Time And Movement Series by Jean Pederson,
Artist and Honorary Member of Artistic Harmonies Association Inc.
January 31, 2022
Artistic Harmonies has asked me to share some thoughts on my recent work. Some ideas percolate for years before solidifying. The word harmony has meandered through my mind over the years—Pythagoras, sound waves, light waves providing our senses with color, harmonies of friendship, and so on. What a great title for this group which, I suspect, will inspire many.
The famous quantum physicist Max Planck was quoted as saying, “When you change the way you look at things, the things you look at change.” I’ve had a self-imposed challenge to see my world in unique ways.
For several years, it was important for me to understand and render subjects as they appeared.
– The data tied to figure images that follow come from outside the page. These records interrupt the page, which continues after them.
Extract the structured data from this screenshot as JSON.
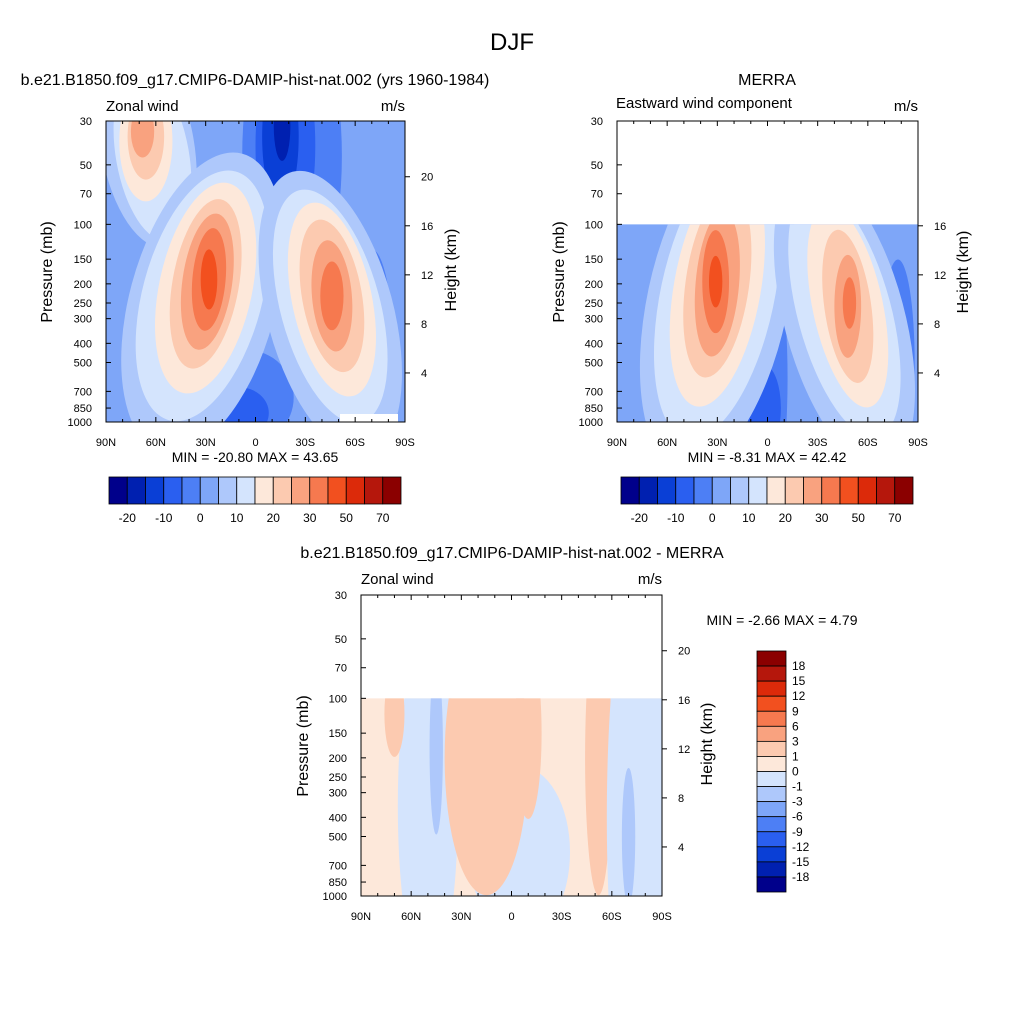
{
  "figure_title": "DJF",
  "palette_main": [
    "#00008b",
    "#0020b0",
    "#0a3fd6",
    "#2a5ff0",
    "#4d7ff5",
    "#7ea6f8",
    "#aec8fb",
    "#d4e4fd",
    "#fde8da",
    "#fccab0",
    "#f9a27f",
    "#f6794f",
    "#f2501f",
    "#dc2a0a",
    "#b5170c",
    "#8b0000"
  ],
  "palette_diff": [
    "#00008b",
    "#0020b0",
    "#0a3fd6",
    "#2a5ff0",
    "#4d7ff5",
    "#7ea6f8",
    "#aec8fb",
    "#d4e4fd",
    "#fde8da",
    "#fccab0",
    "#f9a27f",
    "#f6794f",
    "#f2501f",
    "#dc2a0a",
    "#b5170c",
    "#8b0000"
  ],
  "panels": [
    {
      "id": "model",
      "panel_title": "b.e21.B1850.f09_g17.CMIP6-DAMIP-hist-nat.002 (yrs 1960-1984)",
      "left_string": "Zonal wind",
      "right_string": "m/s",
      "ylabel": "Pressure (mb)",
      "y2label": "Height (km)",
      "min_max": "MIN = -20.80  MAX =  43.65",
      "xticks": [
        "90N",
        "60N",
        "30N",
        "0",
        "30S",
        "60S",
        "90S"
      ],
      "yticks": [
        "30",
        "50",
        "70",
        "100",
        "150",
        "200",
        "250",
        "300",
        "400",
        "500",
        "700",
        "850",
        "1000"
      ],
      "y2ticks": [
        "20",
        "16",
        "12",
        "8",
        "4"
      ],
      "colorbar_labels": [
        "-20",
        "-10",
        "0",
        "10",
        "20",
        "30",
        "50",
        "70"
      ]
    },
    {
      "id": "obs",
      "panel_title": "MERRA",
      "left_string": "Eastward wind component",
      "right_string": "m/s",
      "ylabel": "Pressure (mb)",
      "y2label": "Height (km)",
      "min_max": "MIN =  -8.31  MAX =  42.42",
      "xticks": [
        "90N",
        "60N",
        "30N",
        "0",
        "30S",
        "60S",
        "90S"
      ],
      "yticks": [
        "30",
        "50",
        "70",
        "100",
        "150",
        "200",
        "250",
        "300",
        "400",
        "500",
        "700",
        "850",
        "1000"
      ],
      "y2ticks": [
        "16",
        "12",
        "8",
        "4"
      ],
      "colorbar_labels": [
        "-20",
        "-10",
        "0",
        "10",
        "20",
        "30",
        "50",
        "70"
      ]
    },
    {
      "id": "diff",
      "panel_title": "b.e21.B1850.f09_g17.CMIP6-DAMIP-hist-nat.002 - MERRA",
      "left_string": "Zonal wind",
      "right_string": "m/s",
      "ylabel": "Pressure (mb)",
      "y2label": "Height (km)",
      "min_max": "MIN =  -2.66  MAX =   4.79",
      "xticks": [
        "90N",
        "60N",
        "30N",
        "0",
        "30S",
        "60S",
        "90S"
      ],
      "yticks": [
        "30",
        "50",
        "70",
        "100",
        "150",
        "200",
        "250",
        "300",
        "400",
        "500",
        "700",
        "850",
        "1000"
      ],
      "y2ticks": [
        "20",
        "16",
        "12",
        "8",
        "4"
      ],
      "colorbar_labels": [
        "18",
        "15",
        "12",
        "9",
        "6",
        "3",
        "1",
        "0",
        "-1",
        "-3",
        "-6",
        "-9",
        "-12",
        "-15",
        "-18"
      ]
    }
  ],
  "chart_data": [
    {
      "type": "heatmap",
      "title": "b.e21.B1850.f09_g17.CMIP6-DAMIP-hist-nat.002 (yrs 1960-1984)",
      "subtitle": "Zonal wind",
      "units": "m/s",
      "xlabel": "",
      "ylabel": "Pressure (mb)",
      "y2label": "Height (km)",
      "x_ticks": [
        "90N",
        "60N",
        "30N",
        "0",
        "30S",
        "60S",
        "90S"
      ],
      "y_ticks_mb": [
        30,
        50,
        70,
        100,
        150,
        200,
        250,
        300,
        400,
        500,
        700,
        850,
        1000
      ],
      "y2_ticks_km": [
        20,
        16,
        12,
        8,
        4
      ],
      "ylim_mb": [
        1000,
        30
      ],
      "y_scale": "log",
      "min": -20.8,
      "max": 43.65,
      "features": [
        {
          "name": "jet",
          "lat": 28,
          "p": 190,
          "value": 43
        },
        {
          "name": "jet",
          "lat": -45,
          "p": 230,
          "value": 38
        },
        {
          "name": "jet",
          "lat": 65,
          "p": 35,
          "value": 30
        },
        {
          "name": "minimum",
          "lat": -15,
          "p": 32,
          "value": -20
        }
      ]
    },
    {
      "type": "heatmap",
      "title": "MERRA",
      "subtitle": "Eastward wind component",
      "units": "m/s",
      "xlabel": "",
      "ylabel": "Pressure (mb)",
      "y2label": "Height (km)",
      "x_ticks": [
        "90N",
        "60N",
        "30N",
        "0",
        "30S",
        "60S",
        "90S"
      ],
      "y_ticks_mb": [
        30,
        50,
        70,
        100,
        150,
        200,
        250,
        300,
        400,
        500,
        700,
        850,
        1000
      ],
      "y2_ticks_km": [
        16,
        12,
        8,
        4
      ],
      "ylim_mb": [
        1000,
        30
      ],
      "data_top_mb": 100,
      "y_scale": "log",
      "min": -8.31,
      "max": 42.42,
      "features": [
        {
          "name": "jet",
          "lat": 30,
          "p": 200,
          "value": 42
        },
        {
          "name": "jet",
          "lat": -48,
          "p": 260,
          "value": 36
        },
        {
          "name": "easterly",
          "lat": 0,
          "p": 700,
          "value": -8
        }
      ]
    },
    {
      "type": "heatmap",
      "title": "b.e21.B1850.f09_g17.CMIP6-DAMIP-hist-nat.002 - MERRA",
      "subtitle": "Zonal wind",
      "units": "m/s",
      "xlabel": "",
      "ylabel": "Pressure (mb)",
      "y2label": "Height (km)",
      "x_ticks": [
        "90N",
        "60N",
        "30N",
        "0",
        "30S",
        "60S",
        "90S"
      ],
      "y_ticks_mb": [
        30,
        50,
        70,
        100,
        150,
        200,
        250,
        300,
        400,
        500,
        700,
        850,
        1000
      ],
      "y2_ticks_km": [
        20,
        16,
        12,
        8,
        4
      ],
      "ylim_mb": [
        1000,
        30
      ],
      "data_top_mb": 100,
      "y_scale": "log",
      "min": -2.66,
      "max": 4.79,
      "colorbar_levels": [
        -18,
        -15,
        -12,
        -9,
        -6,
        -3,
        -1,
        0,
        1,
        3,
        6,
        9,
        12,
        15,
        18
      ]
    }
  ]
}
The ability to draw and paint something that looked realistic provided a great deal of satisfaction, and I also received positive feedback from a variety of forums. Drawing has always been a foundation of my work, providing me with the aesthetics that suit my sensibility.
Three ideas became central to my studio practice.
- Know the strengths and weaknesses of my materials.
- Know my subject—allowing flexibility in interpretation of the subject.
- Know myself, the hardest part of my journey. Who am I, and what is it I want to share or communicate with the viewer? What do I want to say and how?
One art professor defined art as “the communication of ideas and visual form.” In various dictionaries, words like beauty, skill, and aesthetics were used to define art, but never was art thought of as an idea-based or critical thinking-based activity.
After a time, rendering exactly what I saw felt a little hollow. There was an intrinsic need to have meaningful content within my practice. Over time, my concepts have become stronger.
Letting go of past ideas of what art should be, I shifted toward what art could be.
I began reading articles and listening to quantum physics podcasts and became fascinated with all things quantum. I was never excited about math, but now math helped to explain the universe! Learning new ideas in the quantum realm became a playground and influenced my studio practice.
After dropping off paintings at a local public gallery for a group show, I literally stopped to smell the flowers. The flowering trees were buzzing with big, clumsy bumblebees. I became fascinated with how difficult it seemed for these creatures to move from one flower to the next, their purpose of gathering nectar. I must’ve watched the bees for over an hour. The path of the bees, the shape of their bodies as they move in the air, landing or traveling headfirst into the flowers, provided me with all kinds of inspiration.
A lot of artwork focuses on one snapshot in time, whether a landscape, still life, or a portrait. Having dipped my toe into quantum ideas and watching the bees as they moved constantly, I need to meld past work with a new way of seeing.
Reference paintings depict a subject in a static pose from one point of view, one expression. You cannot communicate the entire subject in one snapshot; there is a limit, a narrowness to what is communicated to the viewer.
Most portrait painters want to paint an aesthetically pleasing figure, choosing beautiful models with perfect lighting, rendering to the best of their ability. How much of the person holding the brush comes through in that perfect painting? What would it be like to paint a sick person, a sad, despondent person, or all the different emotions and feelings that one has in a day? The sitter is sharing only a sliver of a moment.
These ideas are not so new. Study the work of Francis Bacon to observe his distorted morphing portraits expressing similar ideas. The way I came to this point in my practice has been an authentic journey, an honest reflection of many parts of one.
Layering and overlapping have been a foundation in my work for many years, layers of paint obscuring, overlapping, scraping, allowing subsequent layers mingle with what already has been applied.
I have applied the idea of time and movement to several subjects. Current work is on a spectrum of referential imagery, so layered that the original subject becomes obscured through time and movement.
Some quantum scientists theorize that time is not linear, that there are many dimensions happening at one time. Interesting. Subjects in realism move, change, deteriorate. What if we could somehow express those changes in time and movement to imply time as nonlinear, as many things happening simultaneously?
The idea of expressing time and motion supports my shifting work, and I’m excited to see where ideas take my paintings.
Back to the bees. These creatures are so very important to our world and the success of plants and animals; the small bee provides life to all of us. Did you know that in one bee’s life, it will produce just a spoonful of honey? Just a spoonful of honey from many bees sustains the hive.
Artists can learn from the little bees; work hard, and support your neighbor. There is strength in the hive.

Jean Pederson, Artist and Honorary Member of Artistic Harmonies Association Inc.